Pushy White House Reporter's Sad FutureFollowing the death of NBC's Tim Russert, White House correspondent David Gregory was considered to be on the shortlist to succeed him on Meet The Press. Gregory is known for aggressively questioning White House officials and at one point so upset Bush press secretary Tony Snow that Snow accused him of partisanship, a remark for which Snow later apologized. While such assertiveness no doubt provided some cathartic release to critics of the administration, particularly those outraged at the feeble White House press corps, it may not be enough to get Gregory that Meet The Press gig or any other anchor job. In fact, the Observer today paints a rather grim picture of Gregory's immediate future, asking if he's a "lame duck" at the network, destined end up like — gasp — fellow White House troublemaker Sam Donaldson:

Halfway through his stint at the 6 p.m. hour on MSNBC, Mr. Gregory's numbers are solid but not remarkable. For the second quarter of 2008 (from late March to late June), Race for the White House averaged roughly 526,000 total viewers and 161,000 in the 25-54 demographic-roughly twice the audience that Tucker Carlson averaged during the second quarter of 2007.



Twice Tucker is a form of damnation by faint praise.



...over the past several months, the show has rarely made news.

The Observer said it doesn't help that Gregory's show relies on the network's own political contributors as talking heads instead of on actual newsmakers.

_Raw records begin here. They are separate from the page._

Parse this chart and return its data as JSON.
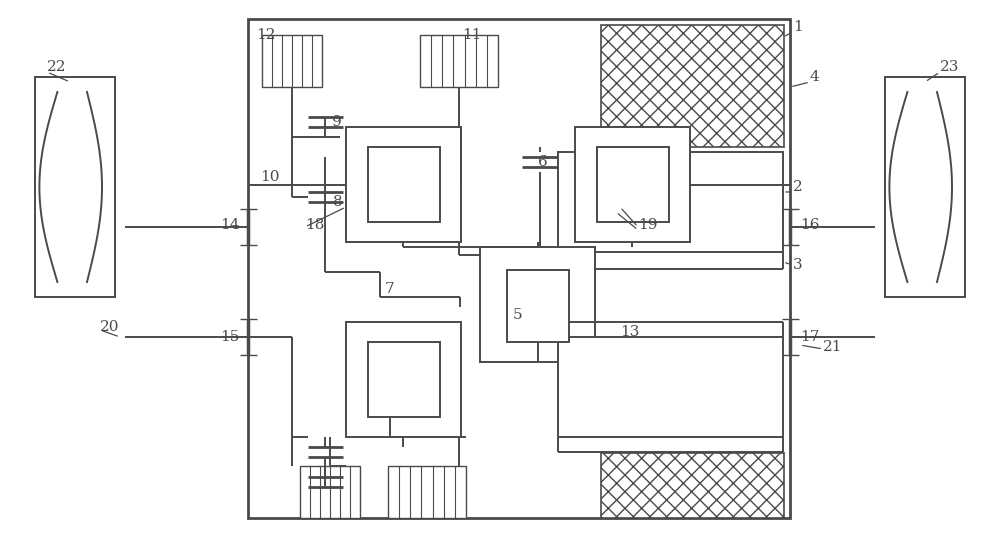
{
  "bg_color": "#ffffff",
  "line_color": "#4a4a4a",
  "lw": 1.4,
  "fig_w": 10.0,
  "fig_h": 5.37
}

This results in a pogram so unmemorable that even NBC's Tom Brokaw screwed up its name, calling it Road To The White House, when ending an episode of Meet The Press. Brokaw also indicated the other NBCer on Meet The Press that morning, political director Chuck Todd, would be making frequent appearances "in the weeks to come" — a sign that Todd, also rumored to be in the running for Russert's job, was well ahead of Gregory.

Another of Gregory's competitors for Meet The Press, former far-right congressman Joe Scarborough, has received laudatory coverage in the Times and New York magazine lately for his MSNBC show Morning Joe, a far cry from the way the Observer is treating Gregory.

This all goes to show that sometimes being a hard-working, aggressive reporter is not always enough to advance in TV news. But don't count Gregory out yet — if this 2006 Tonight Show clip of Gregory imitating George W. Bush is any indication, the correspondent has a wide range of untapped skills.